Thomas has not seen a lot of carries with the first team offense this season. He only has 19 carries for 109 yards but is averaging 5.7 YPC. In those 19 carries, he has yet to be tackled for a loss. Walker has been the workhorse of the ground attack, carrying the ball 116 times for 528 yards for an average of 4.6 YPC. Could Thomas be seeing more carries as the season progresses? Weis quickly put an end to the thought as of now.
"I don't believe in running back by committee," Weis said. "You have a main stay at running back and then you supplement and that's the plan. Darius is our starting running back and between Rashon and Travis, they'll pick up the rest of the snaps."

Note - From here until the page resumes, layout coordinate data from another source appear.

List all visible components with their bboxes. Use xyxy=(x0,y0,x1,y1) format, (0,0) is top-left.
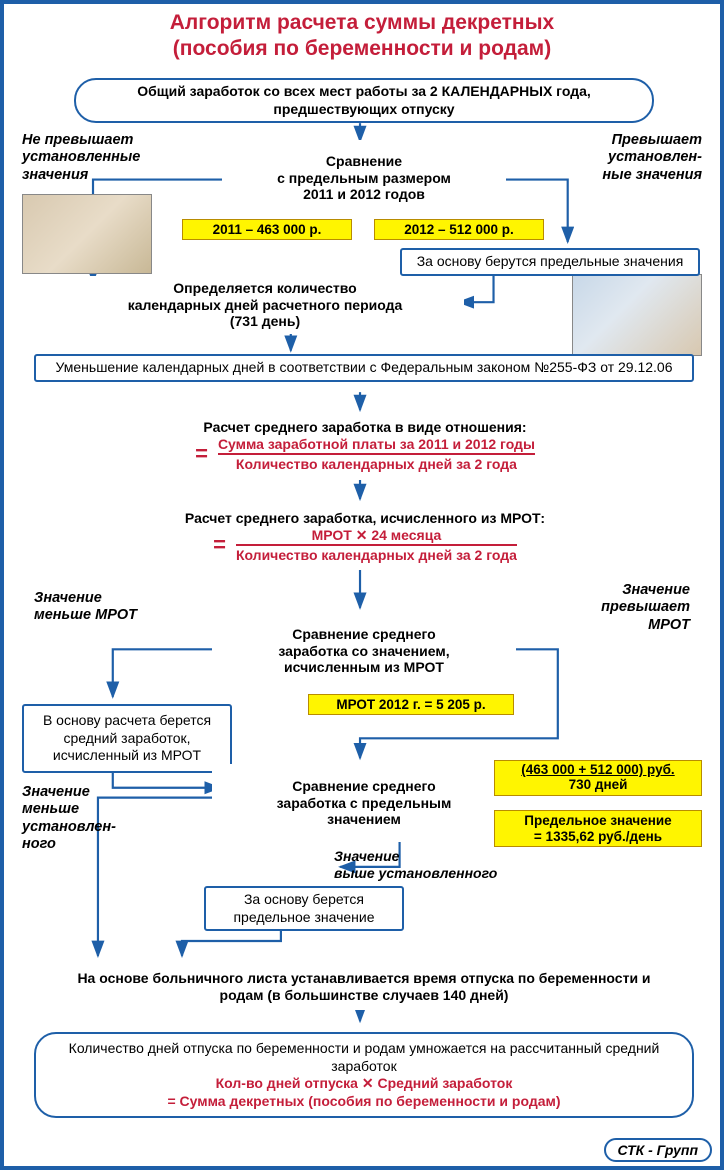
label-exceed: Превышаетустановлен-ные значения xyxy=(552,132,702,184)
highlight-mrot-value: МРОТ 2012 г. = 5 205 р. xyxy=(308,694,514,715)
node-days-count: Определяется количествокалендарных дней … xyxy=(66,276,464,334)
label-below-mrot: Значениеменьше МРОТ xyxy=(34,590,137,625)
label-above-mrot: ЗначениепревышаетМРОТ xyxy=(601,582,690,634)
photo-decorative-1 xyxy=(22,194,152,274)
footer-brand: СТК - Групп xyxy=(604,1138,713,1162)
node-avg-earnings-formula: Расчет среднего заработка в виде отношен… xyxy=(58,412,672,480)
equals-sign: = xyxy=(195,441,208,467)
title-line1: Алгоритм расчета суммы декретных xyxy=(170,11,554,34)
label-not-exceed: Не превышаетустановленныезначения xyxy=(22,132,172,184)
highlight-limit-2012: 2012 – 512 000 р. xyxy=(374,219,544,240)
decision-compare-mrot: Сравнение среднегозаработка со значением… xyxy=(212,612,516,690)
node-total-earnings: Общий заработок со всех мест работы за 2… xyxy=(74,78,654,123)
node-sick-leave-days: На основе больничного листа устанавливае… xyxy=(34,964,694,1010)
label-below-limit: Значениеменьшеустановлен-ного xyxy=(22,784,116,854)
node-use-mrot: В основу расчета берется средний заработ… xyxy=(22,704,232,773)
highlight-daily-cap: Предельное значение= 1335,62 руб./день xyxy=(494,810,702,847)
decision-compare-cap: Сравнение среднегозаработка с предельным… xyxy=(212,764,516,842)
node-mrot-formula: Расчет среднего заработка, исчисленного … xyxy=(58,504,672,570)
highlight-limit-2011: 2011 – 463 000 р. xyxy=(182,219,352,240)
node-reduce-days: Уменьшение календарных дней в соответств… xyxy=(34,354,694,382)
equals-sign-2: = xyxy=(213,532,226,558)
node-use-cap: За основу берется предельное значение xyxy=(204,886,404,931)
label-above-limit: Значениевыше установленного xyxy=(334,848,497,882)
decision-compare-limit: Сравнениес предельным размером2011 и 201… xyxy=(222,140,506,216)
title-line2: (пособия по беременности и родам) xyxy=(173,37,551,60)
node-result: Количество дней отпуска по беременности … xyxy=(34,1032,694,1118)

*The defense stepped up in the first half versus Purdue with another critical takeaway at a crucial moment of the game. Korey Sheets took an option pitch from Purdue quarterback Brandon Kirsch in the first quarter and rumbled down the right sideline for 38 yards. Notre Dame quarterback Ambrose Wooden hustled and knocked Sheets out of bounds at the Irish one-yard line. On the next play, Brandon Hoyte caused Boiler back Jarod Void to fumble and Mike Richardson recovered the ball for a Notre Dame first down. It was the Irish's fifth red zone takeaway. The Irish took advantage of the miscue by driving the ball 98 yards in 15 plays for a one-yard Powers-Neal touchdown on fourth and goal.
The turnover and subsequent touchdown drive hid the fact that the Irish defense once again gave up a big play. Weis counted 10 plays Purdue had that translated into over 300 yards of offense. Can you imagine what the yardage total might have been if Boiler coach Joe Tiller decided to pass the ball more frequently in the first half? Weis said the defense is trying their best to lower the number of backbreaking plays.
"You are trying to get none," Weis said. "You are trying to get no runs for 10 yards; trying to get no passes for 20 yards. It's not what you can live with, it's what you are shooting for. I think that's what everyone is shooting for. I don't know how realistic that is. But that's what you are shooting for. To give them a four-yard gain is different than you give them an 11-yard gain because an 11-yard gain is a first down. So what you are shooting for and what is realistic are two different things."
*Matt Shelton, the go-to-receiver in 2004, caught seven balls against the Boilermakers. This is a career high for the senior wide out. Most his receptions were for first downs.
*Jeff Samardzija is on fire this season. The junior pass catcher is 18th in the nation in receiving yards with 99.8 per game and is tied with Bowling Green's Steve Sanders for most touchdown receptions with eight. Samardzija has caught a touchdown in the first five games of the season, the first Notre Dame player to achieve this feat. He is also one touchdown off the Irish consecutive game streak of six by a wide receiver set in 1996 by Malcolm Johnson.